I think the power of the constraint is fascinating - in an era when 'there are no rules' it seems perverse the anthology os full of interesting, exciting, sometimes confusing stuff which doesn't feel constrained but striking and often original in comparison with free wheeling po-mo literature.

https://www.theparisreview.org/blog/2014/07/30/i-remember-georges-perec/

https://hyperallergic.com/206802/rats-build-their-labyrinth-oulipo-in-the-21st-century/
 

IdleRich

IdleRich
There is a really good bit in Confessions of an English Opium eater where he says something about authors self-imposing restrictive rules for their writing, disparagingly describing them as runners in a race who handicap themselves to be the more greatly garlanded when they win. Obviously I can't remember it properly but it seems like a pretty good attack on the kind of writing that would later be developed by the Oolipo guys. That said, I really do enjoy Oolipo authors when I read them... is there anyone else you recommend beyond Perec particularly?
 

jenks

thread death
There is a really good bit in Confessions of an English Opium eater where he says something about authors self-imposing restrictive rules for their writing, disparagingly describing them as runners in a race who handicap themselves to be the more greatly garlanded when they win. Obviously I can't remember it properly but it seems like a pretty good attack on the kind of writing that would later be developed by the Oolipo guys. That said, I really do enjoy Oolipo authors when I read them... is there anyone else you recommend beyond Perec particularly?

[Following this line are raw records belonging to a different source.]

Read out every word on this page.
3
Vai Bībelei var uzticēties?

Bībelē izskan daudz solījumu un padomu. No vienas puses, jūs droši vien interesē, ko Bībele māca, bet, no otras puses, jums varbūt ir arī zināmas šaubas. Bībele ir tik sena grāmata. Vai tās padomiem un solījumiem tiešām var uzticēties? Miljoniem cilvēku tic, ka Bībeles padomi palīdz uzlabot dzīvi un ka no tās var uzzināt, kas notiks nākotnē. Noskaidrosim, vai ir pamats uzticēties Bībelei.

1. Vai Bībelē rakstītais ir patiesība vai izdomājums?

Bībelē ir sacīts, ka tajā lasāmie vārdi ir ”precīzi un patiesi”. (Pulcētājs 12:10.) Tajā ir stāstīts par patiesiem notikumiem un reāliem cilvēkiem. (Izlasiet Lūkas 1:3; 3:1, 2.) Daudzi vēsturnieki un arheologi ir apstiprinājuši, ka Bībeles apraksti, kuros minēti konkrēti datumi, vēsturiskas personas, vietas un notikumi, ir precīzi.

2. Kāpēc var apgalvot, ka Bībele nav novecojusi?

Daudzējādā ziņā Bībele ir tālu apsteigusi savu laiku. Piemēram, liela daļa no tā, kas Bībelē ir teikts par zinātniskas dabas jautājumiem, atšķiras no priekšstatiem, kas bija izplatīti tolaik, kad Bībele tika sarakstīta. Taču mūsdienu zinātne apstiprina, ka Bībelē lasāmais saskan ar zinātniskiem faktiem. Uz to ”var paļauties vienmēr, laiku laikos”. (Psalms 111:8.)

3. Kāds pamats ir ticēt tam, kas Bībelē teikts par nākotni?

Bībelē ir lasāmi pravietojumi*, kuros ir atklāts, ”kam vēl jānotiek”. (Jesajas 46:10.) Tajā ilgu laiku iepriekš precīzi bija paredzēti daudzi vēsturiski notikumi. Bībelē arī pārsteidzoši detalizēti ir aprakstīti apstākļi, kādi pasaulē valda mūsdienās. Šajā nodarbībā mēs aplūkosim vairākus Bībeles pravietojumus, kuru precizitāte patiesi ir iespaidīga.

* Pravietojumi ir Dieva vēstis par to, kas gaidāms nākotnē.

Harry Matthews is the great American Oulipo writer but i like what Tony White is doing with his crime novel Fountain in the Forest. There's Calvino and Fournel as well as the godfather of the movement- Raymond Queneau
 

jenks

thread death
There is a really good bit in Confessions of an English Opium eater where he says something about authors self-imposing restrictive rules for their writing, disparagingly describing them as runners in a race who handicap themselves to be the more greatly garlanded when they win. Obviously I can't remember it properly but it seems like a pretty good attack on the kind of writing that would later be developed by the Oolipo guys. That said, I really do enjoy Oolipo authors when I read them... is there anyone else you recommend beyond Perec particularly?

all I'd say about this is that we have no problems with poets work within constraints all the time - i bet he'd have been pissed off to see Keats write in free verse rather than write blank verse or sonnets.
 

catalog

Well-known member
Harry Matthews is the great American Oulipo writer but i like what Tony White is doing with his crime novel Fountain in the Forest. There's Calvino and Fournel as well as the godfather of the movement- Raymond Queneau

Yeah I read that Tony white novel a while ago, it's pretty funny with the crossword words. It's a weird book generally, in that I didn't see the second half at all. Don't think it quite works but I appreciate what he's doing trying to write about important bits of social history.
 

luka

Well-known member
My feeling is that there is a difference between restraint as just what you did, the way the form itself was understood at any given time, and inventing arbitrary restraints for no particular reason.

The latter feels arid, artificial. A way to generate writing in the absence of any productive pressures and compulsions.
 

catalog

Well-known member
But I think people are inventing them as a way of getting out of being stuck maybe. I agree that's more rubbish, but whatever helps is ok by me
 

IdleRich

IdleRich
My feeling is that there is a difference between restraint as just what you did, the way the form itself was understood at any given time, and inventing arbitrary restraints for no particular reason.
Yeah this is it. I don't really know where I stand on the debate... works for some and doesn't work for others I think. But De Quincey having a go at it is part of what makes him a good writer too I guess... and he is very good.